叶惟愣愣地看直到警车离开,才后知后觉觉得自己的行为莽撞极了。

背后书包里的铃声催命般地想起来,叶惟拿出来,是李雪华打来的。

她赶紧调头回到超市,在门口看到焦急的李雪华。

她拽着叶惟的胳膊,皱眉问她。

“你去哪上厕所?超市里面不是有吗?”

“我太着急了,给忘了。”

叶惟朝李雪华讨好的笑笑,赶紧问:“你已经买完了吗?”

“没呢!在超市看见了晦气的人,我就出来等你了,结果你也是左右等不着。

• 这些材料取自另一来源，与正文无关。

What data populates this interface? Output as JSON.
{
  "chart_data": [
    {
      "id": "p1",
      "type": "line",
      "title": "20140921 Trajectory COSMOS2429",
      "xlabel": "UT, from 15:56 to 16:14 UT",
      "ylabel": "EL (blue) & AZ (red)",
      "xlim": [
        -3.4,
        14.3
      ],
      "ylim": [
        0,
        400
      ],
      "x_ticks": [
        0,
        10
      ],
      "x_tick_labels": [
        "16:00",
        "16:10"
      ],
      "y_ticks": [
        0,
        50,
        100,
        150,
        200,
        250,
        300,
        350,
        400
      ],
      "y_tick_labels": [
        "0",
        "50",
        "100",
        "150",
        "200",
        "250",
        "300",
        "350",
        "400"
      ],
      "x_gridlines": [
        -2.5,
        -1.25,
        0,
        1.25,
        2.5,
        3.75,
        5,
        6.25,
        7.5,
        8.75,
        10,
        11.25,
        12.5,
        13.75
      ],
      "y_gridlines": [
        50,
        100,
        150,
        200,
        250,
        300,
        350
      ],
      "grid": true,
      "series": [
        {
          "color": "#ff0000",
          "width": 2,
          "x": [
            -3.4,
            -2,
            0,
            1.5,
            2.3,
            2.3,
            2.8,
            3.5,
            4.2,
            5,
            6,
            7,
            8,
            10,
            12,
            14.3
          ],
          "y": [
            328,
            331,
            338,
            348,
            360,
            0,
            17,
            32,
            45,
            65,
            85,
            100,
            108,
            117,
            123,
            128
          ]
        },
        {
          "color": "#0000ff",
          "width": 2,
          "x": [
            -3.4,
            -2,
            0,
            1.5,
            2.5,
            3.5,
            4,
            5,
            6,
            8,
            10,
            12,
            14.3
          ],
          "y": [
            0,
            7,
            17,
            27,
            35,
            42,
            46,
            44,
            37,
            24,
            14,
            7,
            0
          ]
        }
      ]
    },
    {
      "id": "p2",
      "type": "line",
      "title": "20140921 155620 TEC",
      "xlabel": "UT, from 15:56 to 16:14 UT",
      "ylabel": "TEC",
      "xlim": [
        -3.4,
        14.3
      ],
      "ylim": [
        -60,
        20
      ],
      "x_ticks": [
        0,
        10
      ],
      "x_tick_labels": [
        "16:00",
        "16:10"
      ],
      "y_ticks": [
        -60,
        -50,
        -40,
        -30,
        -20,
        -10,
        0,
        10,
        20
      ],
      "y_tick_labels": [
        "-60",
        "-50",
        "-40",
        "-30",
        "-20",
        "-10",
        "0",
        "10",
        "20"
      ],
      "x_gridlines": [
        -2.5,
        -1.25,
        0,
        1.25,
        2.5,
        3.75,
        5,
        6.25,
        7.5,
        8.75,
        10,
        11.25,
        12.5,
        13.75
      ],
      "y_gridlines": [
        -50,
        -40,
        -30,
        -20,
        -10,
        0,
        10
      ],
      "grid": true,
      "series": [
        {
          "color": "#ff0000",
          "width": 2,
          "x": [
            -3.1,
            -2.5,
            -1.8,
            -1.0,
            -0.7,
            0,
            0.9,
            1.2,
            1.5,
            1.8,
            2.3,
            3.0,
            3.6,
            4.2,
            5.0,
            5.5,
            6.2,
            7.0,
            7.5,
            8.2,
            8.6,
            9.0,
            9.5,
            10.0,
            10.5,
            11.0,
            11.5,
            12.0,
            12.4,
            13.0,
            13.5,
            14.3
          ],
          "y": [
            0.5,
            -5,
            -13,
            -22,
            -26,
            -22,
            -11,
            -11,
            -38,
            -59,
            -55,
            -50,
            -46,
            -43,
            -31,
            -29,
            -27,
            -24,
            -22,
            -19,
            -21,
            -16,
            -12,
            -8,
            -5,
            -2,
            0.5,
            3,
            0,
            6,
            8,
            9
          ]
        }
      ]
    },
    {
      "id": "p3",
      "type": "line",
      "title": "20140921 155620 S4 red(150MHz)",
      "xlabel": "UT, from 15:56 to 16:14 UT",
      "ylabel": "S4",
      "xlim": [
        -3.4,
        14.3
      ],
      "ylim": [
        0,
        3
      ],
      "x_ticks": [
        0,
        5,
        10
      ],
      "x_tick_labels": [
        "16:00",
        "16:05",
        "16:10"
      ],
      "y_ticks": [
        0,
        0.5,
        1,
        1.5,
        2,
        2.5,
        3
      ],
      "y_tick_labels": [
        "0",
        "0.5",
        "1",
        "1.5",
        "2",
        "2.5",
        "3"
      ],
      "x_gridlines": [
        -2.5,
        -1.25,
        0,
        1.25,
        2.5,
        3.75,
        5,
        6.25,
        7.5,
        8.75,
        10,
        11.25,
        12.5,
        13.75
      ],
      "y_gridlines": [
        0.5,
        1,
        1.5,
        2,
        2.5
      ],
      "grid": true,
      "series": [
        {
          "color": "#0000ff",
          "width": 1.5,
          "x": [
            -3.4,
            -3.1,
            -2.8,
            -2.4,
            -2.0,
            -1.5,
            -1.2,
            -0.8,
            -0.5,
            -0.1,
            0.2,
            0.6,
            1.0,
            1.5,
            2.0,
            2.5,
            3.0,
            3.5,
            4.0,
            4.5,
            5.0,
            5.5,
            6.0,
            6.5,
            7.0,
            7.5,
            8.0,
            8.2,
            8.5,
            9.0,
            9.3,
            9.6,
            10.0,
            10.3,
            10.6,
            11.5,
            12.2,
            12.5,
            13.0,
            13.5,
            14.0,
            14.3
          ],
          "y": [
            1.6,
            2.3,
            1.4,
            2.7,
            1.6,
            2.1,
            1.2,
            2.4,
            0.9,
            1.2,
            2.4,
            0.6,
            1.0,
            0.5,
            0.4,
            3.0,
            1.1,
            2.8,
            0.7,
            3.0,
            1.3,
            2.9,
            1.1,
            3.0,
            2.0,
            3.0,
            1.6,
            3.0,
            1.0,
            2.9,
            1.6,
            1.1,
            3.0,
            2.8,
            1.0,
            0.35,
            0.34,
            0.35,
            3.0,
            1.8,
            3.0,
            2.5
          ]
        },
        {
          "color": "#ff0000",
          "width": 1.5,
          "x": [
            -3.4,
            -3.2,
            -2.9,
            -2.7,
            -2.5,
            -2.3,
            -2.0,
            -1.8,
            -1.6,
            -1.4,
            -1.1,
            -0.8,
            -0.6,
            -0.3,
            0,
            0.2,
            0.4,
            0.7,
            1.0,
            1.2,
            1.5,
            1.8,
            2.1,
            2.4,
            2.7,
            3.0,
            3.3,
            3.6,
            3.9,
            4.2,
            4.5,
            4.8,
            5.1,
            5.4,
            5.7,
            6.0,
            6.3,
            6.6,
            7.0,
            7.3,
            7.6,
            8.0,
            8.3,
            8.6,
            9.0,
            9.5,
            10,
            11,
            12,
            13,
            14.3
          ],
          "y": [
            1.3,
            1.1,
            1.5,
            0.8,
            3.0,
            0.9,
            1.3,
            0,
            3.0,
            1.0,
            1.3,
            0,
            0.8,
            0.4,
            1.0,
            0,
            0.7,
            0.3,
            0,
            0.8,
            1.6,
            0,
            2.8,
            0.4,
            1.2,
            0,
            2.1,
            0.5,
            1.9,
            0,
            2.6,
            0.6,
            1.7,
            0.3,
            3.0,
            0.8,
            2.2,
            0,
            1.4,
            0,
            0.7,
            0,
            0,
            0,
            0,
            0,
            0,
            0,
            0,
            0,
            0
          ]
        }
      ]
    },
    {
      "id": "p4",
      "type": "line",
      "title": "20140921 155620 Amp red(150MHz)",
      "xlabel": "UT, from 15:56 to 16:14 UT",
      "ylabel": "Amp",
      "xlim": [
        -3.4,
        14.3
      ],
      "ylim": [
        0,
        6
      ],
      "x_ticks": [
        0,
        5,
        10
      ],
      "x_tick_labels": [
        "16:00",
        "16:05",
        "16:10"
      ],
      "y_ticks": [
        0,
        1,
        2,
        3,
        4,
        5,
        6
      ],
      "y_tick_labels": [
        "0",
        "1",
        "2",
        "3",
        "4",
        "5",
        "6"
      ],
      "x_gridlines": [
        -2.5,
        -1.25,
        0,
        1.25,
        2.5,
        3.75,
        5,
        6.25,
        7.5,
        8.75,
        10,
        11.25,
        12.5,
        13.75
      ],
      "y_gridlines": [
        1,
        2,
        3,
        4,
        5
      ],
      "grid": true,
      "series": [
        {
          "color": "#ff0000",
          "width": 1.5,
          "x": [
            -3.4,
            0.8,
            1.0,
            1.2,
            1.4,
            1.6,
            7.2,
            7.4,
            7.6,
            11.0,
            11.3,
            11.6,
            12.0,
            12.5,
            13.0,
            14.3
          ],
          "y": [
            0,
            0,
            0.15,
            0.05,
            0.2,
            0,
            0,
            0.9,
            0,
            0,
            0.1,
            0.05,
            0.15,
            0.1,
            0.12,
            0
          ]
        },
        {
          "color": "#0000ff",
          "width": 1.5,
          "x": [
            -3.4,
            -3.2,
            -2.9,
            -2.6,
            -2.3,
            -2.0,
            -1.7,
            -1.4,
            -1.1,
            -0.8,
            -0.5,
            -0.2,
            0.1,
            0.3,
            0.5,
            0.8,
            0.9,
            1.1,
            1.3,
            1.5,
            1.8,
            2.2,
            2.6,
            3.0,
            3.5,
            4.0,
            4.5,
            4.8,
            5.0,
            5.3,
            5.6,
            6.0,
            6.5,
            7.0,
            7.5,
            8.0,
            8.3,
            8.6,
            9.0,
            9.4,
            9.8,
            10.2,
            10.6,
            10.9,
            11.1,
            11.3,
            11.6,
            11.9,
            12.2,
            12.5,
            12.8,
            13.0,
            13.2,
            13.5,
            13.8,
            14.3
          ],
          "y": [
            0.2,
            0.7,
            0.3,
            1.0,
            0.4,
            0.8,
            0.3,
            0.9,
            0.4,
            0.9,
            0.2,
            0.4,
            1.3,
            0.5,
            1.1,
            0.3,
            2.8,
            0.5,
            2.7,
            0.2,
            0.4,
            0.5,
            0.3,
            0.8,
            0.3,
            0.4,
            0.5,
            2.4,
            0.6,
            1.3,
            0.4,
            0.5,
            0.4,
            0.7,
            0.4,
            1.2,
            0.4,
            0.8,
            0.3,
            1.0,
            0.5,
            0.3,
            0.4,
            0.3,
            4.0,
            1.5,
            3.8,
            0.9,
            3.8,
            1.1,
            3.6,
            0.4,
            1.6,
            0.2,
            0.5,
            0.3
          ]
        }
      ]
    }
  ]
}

”

母亲口中“晦气的人”只会有一个,那就是叶惟的爸爸、李雪华的前夫叶庆。

听到这话,叶惟也沉默了下来。

叶惟的爸爸和妈妈在她7岁的时候离婚了。父亲已经再婚已经很多年,母亲至今仍独身一人。

从她懂事起,家里就争吵不断。

叶惟也是在父母离婚时才知道,她爸爸居然有一个只比自己小几个月的女儿,叫叶旻竹。

叶庆在半年以后和那个阿姨再婚,当时李雪华为这事闹到叶庆工作单位去,叶庆差一点被开除公职,双方闹得非常难看。

从此以后,她妈妈就几乎不允许她和爸爸见面,只有在她生日和过年的时候他们会见两次面。

但叶惟的生日和过年通常隔得很近,所以常是见一面就了事了。

叶惟对她的父亲说不上是恨是爱,只是没什么感情。

两人每次见面都很客气,叶惟能看出她的父亲对自己很愧疚,但是这种感情对她来说也没什么用。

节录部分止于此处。